So this is the circuit I am analyzing, a simple charging and discharging of a 100 µF capacitor:
Just out of curiosity, I ran the simulation, hit the switch to charge the capacitor and took the liberty of entering the data points for the voltage across the capacitor and the current through it (by recording the values in the respective multimeters over time) into my graphing calculator, and this is what was generated:
It is clear the IV relationship is linear, which is what I expected since I've been told by numerous sources that both resistors and capacitors are linear devices, but I cannot seem to figure out what the slope (which by linear regression displayed above is about -840 x 10^-6 (unknown units)) represents. It seems like the units are volts per amp, which by Ohm's Law is equivalent to resistance, ohms, but that would be nowhere close to the total resistance of the circuit, which is 2 kΩ. ChatGPT says the slope represents the time constant, but for this circuit that would be 2000 Ω x 100 µF = 200 ms which is also nowhere close to the apparent slope. Even taking the reciprocal of -840 x 10^-6, you get -1190, which doesn't seem to line up with any of the variables involved.
Best Answer
The
unknown unitsyou mentioned in your question are Siemens. also known as \$\mho\$. If you divide it into 1 you will get Ohms.Of course when you relate the voltage across the capacitor to the current in the resistor (or capacitor, since they are in series with each other), you will get a line (constant slope.) Since \$I=\frac{V-V_c}{R}\$ and therefore \$\text{d}I=-\frac{\text{d}\,V_c}{R}\$, it follows that \$\frac{\text{d}\,V_c}{\text{d}I}=-R\$. Of course, if you consider current for the y-axis, then you are working out \$\frac{\text{d}\,I}{\text{d}V_c}=-\frac1{R}\:\mho\$.

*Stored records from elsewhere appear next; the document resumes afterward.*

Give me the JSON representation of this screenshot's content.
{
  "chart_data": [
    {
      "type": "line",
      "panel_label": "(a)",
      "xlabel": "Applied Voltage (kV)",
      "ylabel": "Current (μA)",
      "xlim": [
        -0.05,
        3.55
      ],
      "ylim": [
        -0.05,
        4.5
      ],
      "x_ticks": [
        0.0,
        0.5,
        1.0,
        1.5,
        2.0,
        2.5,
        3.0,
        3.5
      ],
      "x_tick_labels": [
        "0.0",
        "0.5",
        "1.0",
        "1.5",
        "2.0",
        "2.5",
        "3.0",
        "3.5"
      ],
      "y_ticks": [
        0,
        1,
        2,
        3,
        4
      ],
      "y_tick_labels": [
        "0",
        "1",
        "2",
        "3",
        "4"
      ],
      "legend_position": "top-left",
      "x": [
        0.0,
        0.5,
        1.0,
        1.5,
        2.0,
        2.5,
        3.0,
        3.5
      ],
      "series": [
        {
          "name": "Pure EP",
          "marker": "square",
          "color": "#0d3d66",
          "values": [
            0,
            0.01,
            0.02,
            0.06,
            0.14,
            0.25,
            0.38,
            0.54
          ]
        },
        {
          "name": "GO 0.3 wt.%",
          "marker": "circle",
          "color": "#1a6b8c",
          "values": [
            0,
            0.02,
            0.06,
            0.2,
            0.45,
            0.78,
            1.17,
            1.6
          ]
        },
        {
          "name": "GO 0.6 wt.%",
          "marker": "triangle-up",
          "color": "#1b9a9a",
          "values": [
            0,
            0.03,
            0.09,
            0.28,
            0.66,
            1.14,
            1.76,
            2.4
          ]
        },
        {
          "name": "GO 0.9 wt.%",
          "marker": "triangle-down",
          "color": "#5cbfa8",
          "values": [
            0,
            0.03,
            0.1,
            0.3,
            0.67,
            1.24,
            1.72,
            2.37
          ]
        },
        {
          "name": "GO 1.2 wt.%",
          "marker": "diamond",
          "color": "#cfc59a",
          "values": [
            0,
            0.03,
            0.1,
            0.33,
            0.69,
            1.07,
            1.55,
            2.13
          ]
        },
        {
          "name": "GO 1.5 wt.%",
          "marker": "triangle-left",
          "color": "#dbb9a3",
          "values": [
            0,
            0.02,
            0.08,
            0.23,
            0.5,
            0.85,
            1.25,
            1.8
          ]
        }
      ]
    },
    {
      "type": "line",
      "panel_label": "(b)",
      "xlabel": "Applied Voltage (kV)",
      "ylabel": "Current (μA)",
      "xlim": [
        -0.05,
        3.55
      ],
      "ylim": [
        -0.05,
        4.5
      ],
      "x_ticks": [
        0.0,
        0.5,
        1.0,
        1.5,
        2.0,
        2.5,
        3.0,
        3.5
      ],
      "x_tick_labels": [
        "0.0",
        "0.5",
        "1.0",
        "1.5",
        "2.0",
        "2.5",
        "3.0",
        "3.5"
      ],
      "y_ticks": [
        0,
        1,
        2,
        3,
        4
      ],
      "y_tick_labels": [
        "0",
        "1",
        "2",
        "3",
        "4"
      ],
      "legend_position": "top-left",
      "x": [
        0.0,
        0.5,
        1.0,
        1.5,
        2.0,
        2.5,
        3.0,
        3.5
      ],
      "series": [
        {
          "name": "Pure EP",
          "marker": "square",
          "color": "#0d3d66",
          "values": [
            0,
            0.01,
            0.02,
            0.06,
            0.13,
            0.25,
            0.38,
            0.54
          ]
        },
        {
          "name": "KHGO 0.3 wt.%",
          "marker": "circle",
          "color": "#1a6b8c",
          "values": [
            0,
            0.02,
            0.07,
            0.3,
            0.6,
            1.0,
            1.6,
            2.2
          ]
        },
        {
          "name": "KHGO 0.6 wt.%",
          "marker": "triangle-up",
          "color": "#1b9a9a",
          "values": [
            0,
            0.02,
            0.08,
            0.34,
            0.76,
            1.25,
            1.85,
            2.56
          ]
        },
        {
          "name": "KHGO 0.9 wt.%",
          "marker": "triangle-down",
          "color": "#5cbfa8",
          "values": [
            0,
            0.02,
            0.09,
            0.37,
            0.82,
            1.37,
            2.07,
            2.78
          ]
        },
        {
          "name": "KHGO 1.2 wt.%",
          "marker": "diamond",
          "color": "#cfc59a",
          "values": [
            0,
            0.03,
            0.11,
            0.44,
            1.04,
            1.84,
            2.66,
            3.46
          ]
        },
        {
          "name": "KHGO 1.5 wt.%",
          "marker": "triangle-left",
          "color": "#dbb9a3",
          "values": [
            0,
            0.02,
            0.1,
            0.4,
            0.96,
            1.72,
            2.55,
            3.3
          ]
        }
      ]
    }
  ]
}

Yeah, the slope is negative.
In this case, during the charging cycle you should get \$-500\:\mu\mho\$ because the two resistors add up to \$2\:\text{k}\Omega\$. Granted. You came up with a different value, which I can't exactly explain. But I don't know the exact details, either, and the number you got doesn't worry me that much given what little I know.
Also note that time isn't involved in the way you arranged the chart. You have removed time from any consideration by contrasting the loop current with the voltage across the capacitor. If, on the other hand, you were to try and look at things treating time, linearly, then your results would show a curve.
For example, having a look at what the circuit load
looks likefrom the voltage supply perspective gets something like this:It starts at \$2\:\text{k}\Omega\$, as expected given the two resistors in series that you have. But the apparent value climbs over time because the current declines over time. You can see how it appears to track the capacitor voltage curve, but inversely so.
But above, time is on the x-axis. So these are curves and not straight lines, anymore.
Anyway, great question to ask. +1. Keep it up. You are thinking about things and wondering about what you see. This is a quality I value/respect. So I think you will do well. Best wishes!